NY Governor Andrew Cuomo on Filters Needed for Malls to Reopen and Slowing Down on Restaurant Indoor Dining

NY Governor Andrew Cuomo at his Press Conference today on June 29, 2020. Photo comes courtesy of the Office of the Governor of New York State.

Today, NY Governor Cuomo expanded upon his previous concerns over the need for proper air filtering. He also spoke about the possibility of reining in NYC’s indoor dining which was set to start with our entry into Phase 3 on July 6.

I asked the Governor last Friday about his concerns over other states’ metrics and whether that had an impact upon our venturing forward with reopening. I specifically referenced malls and the 50% capacity guidelines one sees repeatedly. He responded affirmatively.

With Phase 3 status, a region’s restaurants are allowed indoor dining at a limit of 50% capacity. Such has been the case for businesses, retail locations and other locales. Churches themselves are only allowed 25% with an increase to 33% in Phase 4.

Just as he did today, Mr. Cuomo went on about the need for the right sort of filter that would adequately deal with COVID-19. He expressed his concerns as they pertained to malls, movie theaters and gyms.

Connecticut has had its malls opened since it first entered Phase 1 on May 20. It’s done very well with health metrics, yet the Governor feels compelled to be as safe as possible. Especially considering how NY was once the largest epicenter of the Novel Coronavirus pandemic.

 “There are air filtration devices— air filters that can actually help with the COVID virus and NASA has studied these. There are HEPA filters, which are High-Efficiency Particulate Air filters that can actually filter out the COVID virus. The COVID virus is 0.1 microns. There are HEPA filters that can filter out 0.01, so any malls that will open in New York— large malls— we will make it mandatory that they have air filtration systems that can filter out the COVID virus.
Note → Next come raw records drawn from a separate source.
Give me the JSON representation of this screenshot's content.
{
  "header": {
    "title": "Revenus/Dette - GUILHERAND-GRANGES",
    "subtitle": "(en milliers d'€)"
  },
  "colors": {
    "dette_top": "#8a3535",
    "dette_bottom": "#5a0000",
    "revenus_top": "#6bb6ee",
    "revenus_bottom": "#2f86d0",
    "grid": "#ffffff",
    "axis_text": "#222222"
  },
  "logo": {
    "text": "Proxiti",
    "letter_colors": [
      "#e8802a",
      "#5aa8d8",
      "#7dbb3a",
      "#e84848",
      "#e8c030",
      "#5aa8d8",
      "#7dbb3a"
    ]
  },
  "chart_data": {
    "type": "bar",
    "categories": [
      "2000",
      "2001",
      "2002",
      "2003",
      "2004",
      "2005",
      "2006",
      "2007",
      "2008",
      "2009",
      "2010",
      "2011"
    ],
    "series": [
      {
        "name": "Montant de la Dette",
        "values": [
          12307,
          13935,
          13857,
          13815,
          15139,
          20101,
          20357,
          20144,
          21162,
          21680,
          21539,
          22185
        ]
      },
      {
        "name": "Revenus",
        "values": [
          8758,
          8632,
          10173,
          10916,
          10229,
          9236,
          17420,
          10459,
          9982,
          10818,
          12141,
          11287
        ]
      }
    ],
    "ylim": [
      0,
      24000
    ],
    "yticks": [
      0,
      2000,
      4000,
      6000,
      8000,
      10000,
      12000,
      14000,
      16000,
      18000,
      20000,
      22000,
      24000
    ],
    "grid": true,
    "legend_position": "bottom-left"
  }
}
For many of these systems, it depends on what filter you install, called the MERV rating of the filter. But they have different filters that filter out different sized particles, and they have filters that can actually filter out and catch the COVID virus,” said the Governor today.

“For large mall re-openings— which we haven’t done yet— but we’re going to make this mandatory. I would recommend— the state recommends— for all businesses and offices, they explore the potential for their air conditioning/ air filtration system, adding a filter that can filter out the COVID virus. We have been looking at this issue because we look around the country and you’re seeing malls, you’re seeing air conditioning systems, indoor spaces that have been problematic. And we think this offers promise. “

We’re looking into the use of HEPA filters to see if other states (namely, Connecticut?) have made use of them where their malls are concerned.
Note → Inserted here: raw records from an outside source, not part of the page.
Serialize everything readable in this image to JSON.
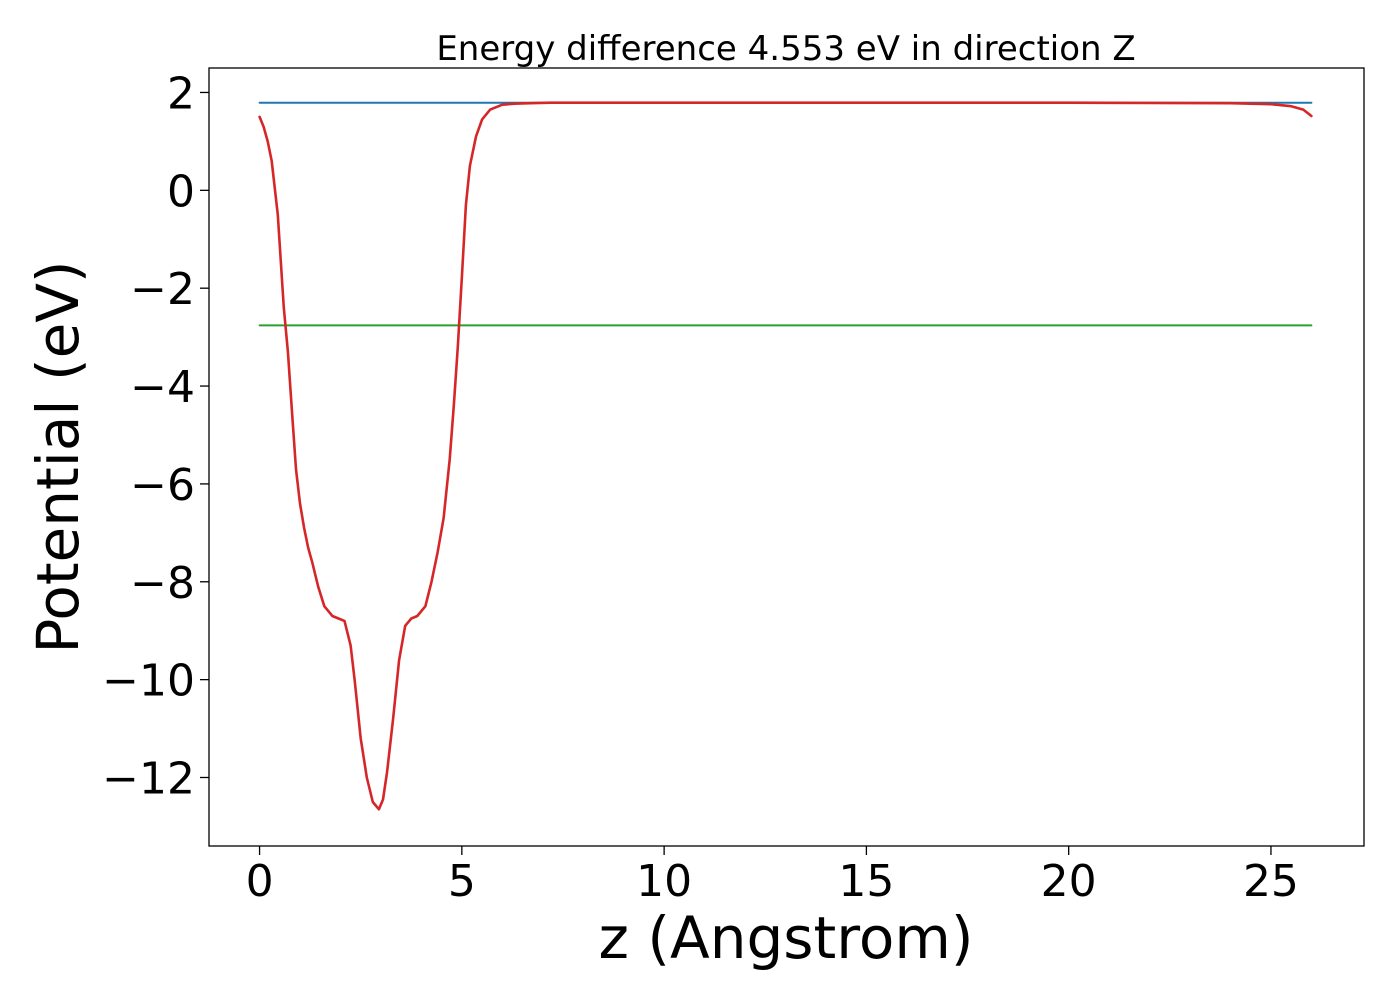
{
  "chart_data": {
    "type": "line",
    "title": "Energy difference 4.553 eV in direction Z",
    "xlabel": "z (Angstrom)",
    "ylabel": "Potential (eV)",
    "xlim": [
      -1.25,
      27.3
    ],
    "ylim": [
      -13.4,
      2.5
    ],
    "grid": false,
    "x_ticks": [
      0,
      5,
      10,
      15,
      20,
      25
    ],
    "x_tick_labels": [
      "0",
      "5",
      "10",
      "15",
      "20",
      "25"
    ],
    "y_ticks": [
      2,
      0,
      -2,
      -4,
      -6,
      -8,
      -10,
      -12
    ],
    "y_tick_labels": [
      "2",
      "0",
      "−2",
      "−4",
      "−6",
      "−8",
      "−10",
      "−12"
    ],
    "series": [
      {
        "color": "#1f77b4",
        "kind": "hline",
        "x": [
          0,
          26
        ],
        "y": [
          1.79,
          1.79
        ]
      },
      {
        "color": "#2ca02c",
        "kind": "hline",
        "x": [
          0,
          26
        ],
        "y": [
          -2.76,
          -2.76
        ]
      },
      {
        "color": "#d62728",
        "kind": "curve",
        "x": [
          0,
          0.1,
          0.2,
          0.3,
          0.45,
          0.6,
          0.7,
          0.8,
          0.9,
          1.0,
          1.1,
          1.2,
          1.3,
          1.45,
          1.6,
          1.8,
          1.95,
          2.1,
          2.25,
          2.35,
          2.5,
          2.65,
          2.8,
          2.95,
          3.05,
          3.15,
          3.3,
          3.45,
          3.6,
          3.75,
          3.9,
          4.1,
          4.25,
          4.4,
          4.55,
          4.7,
          4.8,
          4.9,
          5.0,
          5.1,
          5.2,
          5.35,
          5.5,
          5.7,
          6.0,
          6.3,
          6.7,
          7.2,
          8.0,
          10.0,
          15.0,
          20.0,
          24.0,
          25.0,
          25.5,
          25.8,
          26.0
        ],
        "y": [
          1.5,
          1.3,
          1.0,
          0.6,
          -0.5,
          -2.4,
          -3.3,
          -4.5,
          -5.7,
          -6.4,
          -6.9,
          -7.3,
          -7.6,
          -8.1,
          -8.5,
          -8.7,
          -8.75,
          -8.8,
          -9.3,
          -10.0,
          -11.2,
          -12.0,
          -12.5,
          -12.65,
          -12.45,
          -11.9,
          -10.8,
          -9.6,
          -8.9,
          -8.75,
          -8.7,
          -8.5,
          -8.0,
          -7.4,
          -6.7,
          -5.5,
          -4.4,
          -3.2,
          -1.8,
          -0.3,
          0.5,
          1.1,
          1.45,
          1.65,
          1.75,
          1.77,
          1.78,
          1.79,
          1.79,
          1.79,
          1.79,
          1.79,
          1.78,
          1.76,
          1.72,
          1.65,
          1.52
        ]
      }
    ]
  }
}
It’s unclear if businesses would be allowed to go beyond the 50% capacity limit if/when they’ve installed the proper air filtration; or, for that matter, when the decision to allow gyms to reopen might come. I once wrote about 24 Hour Fitness’ approach of staggered reserved workouts. In another story, I spoke of LA Fitness’ initial reopening in certain states. Yet today, there’s news of infections concerning yet another gym chain. I wonder what the Governor might think of 24 Hour Fitness’ plan.

When I asked him about going beyond the 50% guidelines, I imagined he meant yes, we would go in that direction. Little did I think we might be going in the opposite direction. I’m referring to his possibly slowing down on indoor dining.
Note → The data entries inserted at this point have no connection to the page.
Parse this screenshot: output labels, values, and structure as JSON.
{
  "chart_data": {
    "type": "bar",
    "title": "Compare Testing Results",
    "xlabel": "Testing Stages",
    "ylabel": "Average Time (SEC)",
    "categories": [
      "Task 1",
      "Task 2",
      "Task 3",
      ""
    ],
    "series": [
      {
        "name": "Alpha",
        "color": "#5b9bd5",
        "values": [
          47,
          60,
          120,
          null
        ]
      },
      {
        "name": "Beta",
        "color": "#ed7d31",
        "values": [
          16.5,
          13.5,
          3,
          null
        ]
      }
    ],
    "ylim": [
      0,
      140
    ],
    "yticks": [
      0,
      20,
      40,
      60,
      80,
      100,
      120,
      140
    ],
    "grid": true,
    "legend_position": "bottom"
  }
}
“One of the issues we’re working on in New York is indoor dining, which has been problematic in other parts of the country because the virus spreads in closed, indoor areas that have air-conditioned systems. Outdoor dining has worked very well all across the state, New York City included, so the state’s going to be reviewing the data and consulting with stakeholders in New York City,” Governor Cuomo said today.

“I’ve started speaking with restaurant owners and local stakeholders about the risk-reward on indoor dining. We’re going through the data, but this is a real issue. Our reopenings have worked very well. We’re not going backwards, we’re going forwards. A lot of these other states have actually had to go backwards because they started to reopen and they had to stop. We want to study this issue primarily New York City on indoor dining and we’ll have a final decision by Wednesday so people who operate those types of businesses will know what we’re doing.”